Interaction of 1,4-benzoquinones with Photosystem II in thylakoids and Photosystem II membrane fragments from spinach

The interaction of exogenous quinones with the Photosystem II (PS II) acceptor side has been analyzed by measurements of flash-induced 320 nm absorption changes, transient flash-induced variable fluorescence changes, thermoluminescence emission and oxygen yield in dark-adapted thylakoids and PS II membrane fragments. Two classes of 1,4-benzoquinones were shown to give rise to remarkably different reaction patterns. (A) Phenyl-p-benzoquinone (Ph-p-BQ) -type compounds give rise to a marked binary oscillation of the initial amplitudes of 320 nm absorption changes induced by a flash train in dark-adapted PS II membrane fragments and a retardation of the decay kinetics of the flash-induced variable fluorescence. The electron transfer reactions to these type of quinones are severely inhibited by 3-(3,4-dichlorophenyl)-1,1-dimethylurea (DCMU). (B) In the presence of tribromotoluquinone (TBTQ) a different oscillation pattern of the 320 nm absorption changes is observed characterized by a marked relaxation after the first flash in the 5 ms domain. This relaxation is insensitive to 10 μM DCMU. Likewise the decay of the flash-induced variable fluorescence in TBTQ-treated samples is much less sensitive to DCMU than in control.
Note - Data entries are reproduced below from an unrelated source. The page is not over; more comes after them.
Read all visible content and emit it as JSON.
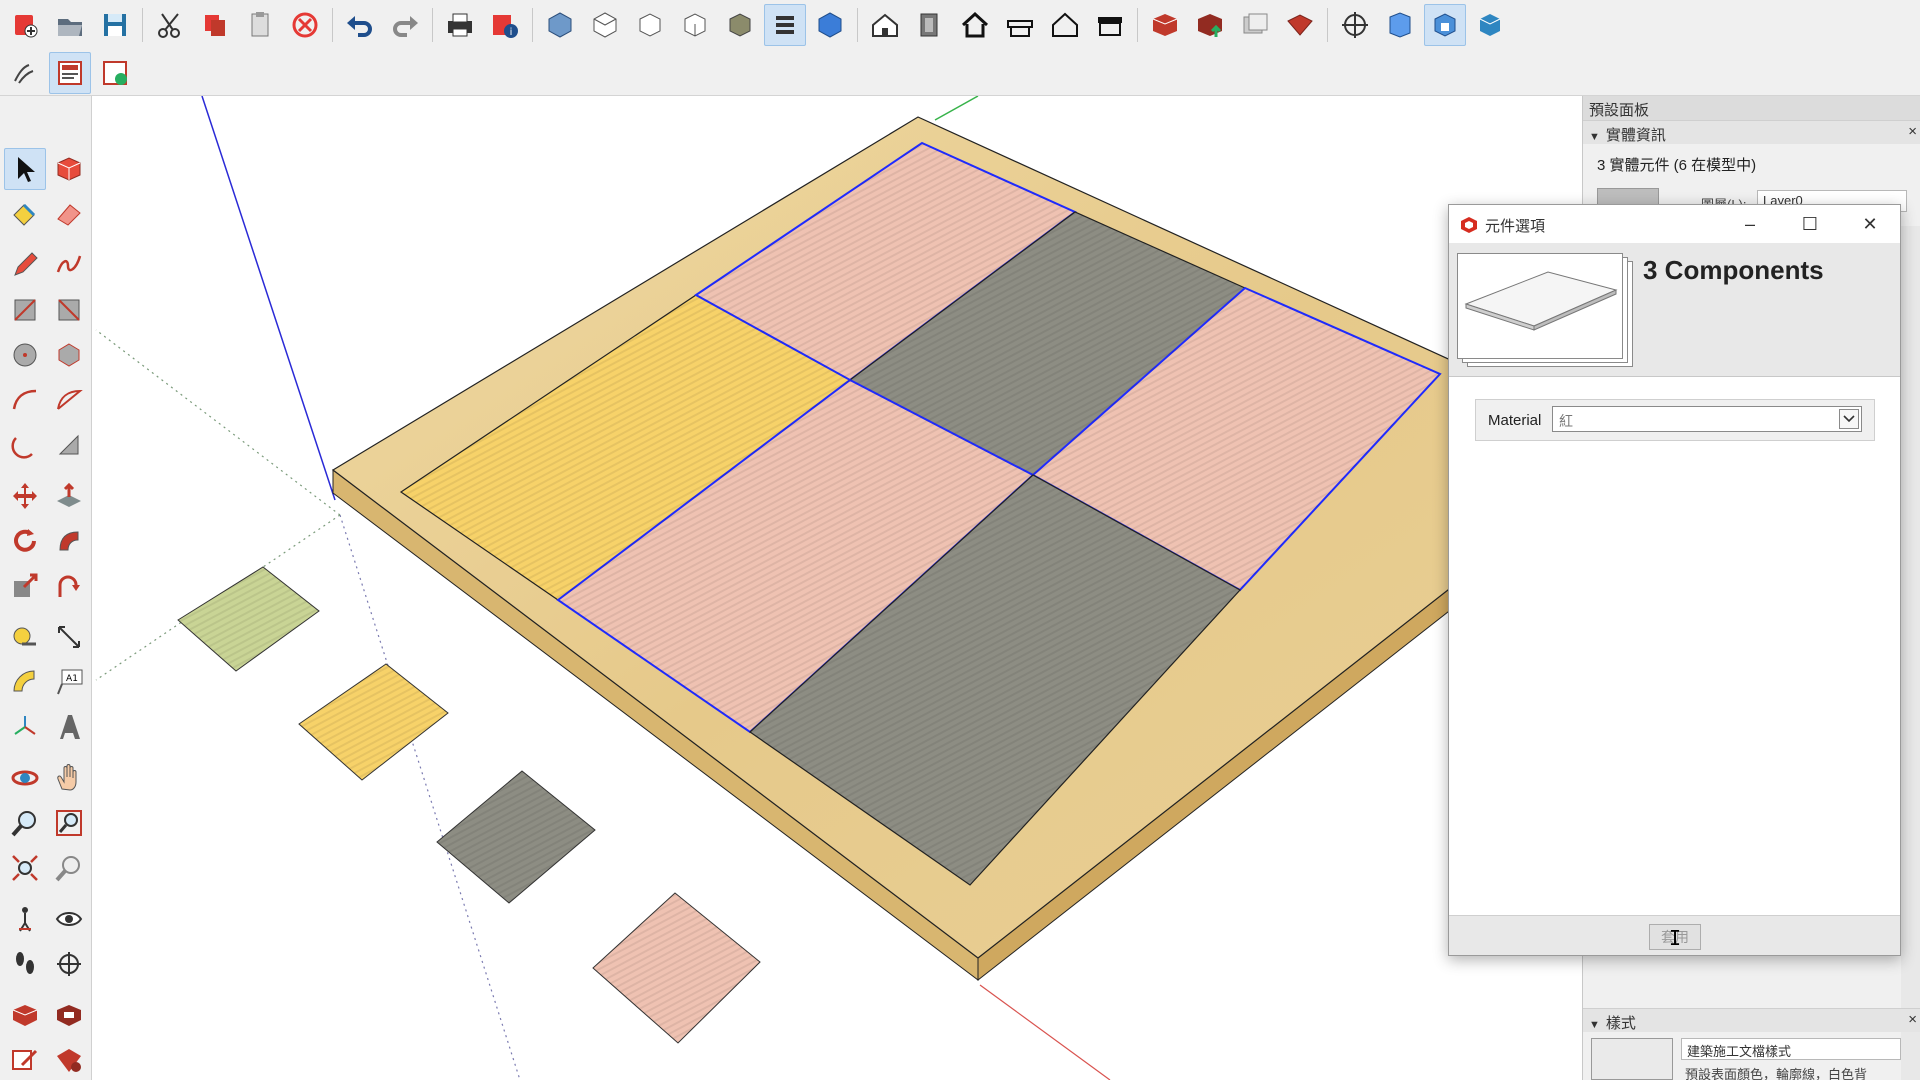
{
  "tray": {
    "title": "預設面板",
    "entity_info": {
      "section_label": "實體資訊",
      "summary": "3 實體元件 (6 在模型中)",
      "layer_label": "圖層(L):",
      "layer_value": "Layer0"
    },
    "styles": {
      "section_label": "樣式",
      "style_name": "建築施工文檔樣式",
      "style_desc": "預設表面顏色，輪廓線，白色背"
    }
  },
  "dialog": {
    "title": "元件選項",
    "header": "3 Components",
    "material_label": "Material",
    "material_value": "紅",
    "apply_label": "套用"
  },
  "colors": {
    "tatami_pink": "#efc2b2",
    "tatami_yellow": "#f7d269",
    "tatami_gray": "#8d8d83",
    "tatami_green": "#c9d495",
    "wood": "#e8cf93",
    "selection_blue": "#1f2bff"
  },
  "icons": {
    "top_row1": [
      "new-model-icon",
      "open-icon",
      "save-icon",
      "cut-icon",
      "copy-icon",
      "paste-icon",
      "erase-icon",
      "undo-icon",
      "redo-icon",
      "print-icon",
      "model-info-icon",
      "iso-view-icon",
      "top-view-icon",
      "front-view-icon",
      "right-view-icon",
      "back-view-icon",
      "left-view-icon",
      "bottom-view-icon",
      "xray-icon",
      "warehouse-icon",
      "door-icon",
      "house-icon",
      "roof-icon",
      "house-outline-icon",
      "garage-icon",
      "extension-warehouse-icon",
      "upload-icon",
      "share-icon",
      "ruby-icon",
      "section-plane-icon",
      "section-cut-icon",
      "section-display-icon",
      "solid-box-icon"
    ],
    "top_row2": [
      "sandbox-icon",
      "component-options-icon",
      "component-attributes-icon"
    ],
    "left_tools": [
      "select-icon",
      "make-component-icon",
      "paint-bucket-icon",
      "eraser-icon",
      "pencil-icon",
      "freehand-icon",
      "rectangle-icon",
      "rotated-rectangle-icon",
      "circle-icon",
      "polygon-icon",
      "arc-icon",
      "two-point-arc-icon",
      "pie-icon",
      "three-point-arc-icon",
      "move-icon",
      "push-pull-icon",
      "rotate-icon",
      "follow-me-icon",
      "scale-icon",
      "offset-icon",
      "tape-measure-icon",
      "dimension-icon",
      "protractor-icon",
      "text-icon",
      "axes-icon",
      "3d-text-icon",
      "orbit-icon",
      "pan-icon",
      "zoom-icon",
      "zoom-window-icon",
      "zoom-extents-icon",
      "previous-view-icon",
      "position-camera-icon",
      "look-around-icon",
      "walk-icon",
      "section-plane-tool-icon",
      "warehouse-left-icon",
      "extension-left-icon",
      "send-to-layout-icon",
      "ruby-left-icon"
    ]
  }
}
The thermoluminescence emission exhibits an oscillation in samples incubated for 5 min with TBTQ before addition of 30 μM DCMU. Under the same conditions a significant flash-induced oxygen evolution is observed only after the third and fourth flash, respectively, whereas in the presence of TBTQ alone a normal oscillation pattern is observed. The different functional patterns of PS II caused by the two types of classes of exogenous quinones are interpreted by their binding properties: a noncovalent association with the Q_B-site of Ph-p-BQ-type quinones versus a tight (covalent?) binding in the vicinity of Q_A (possibly also at the Q_B-site) in the case of halogenated 1,4-benzoquinones. The mechanistic implications of these findings are discussed.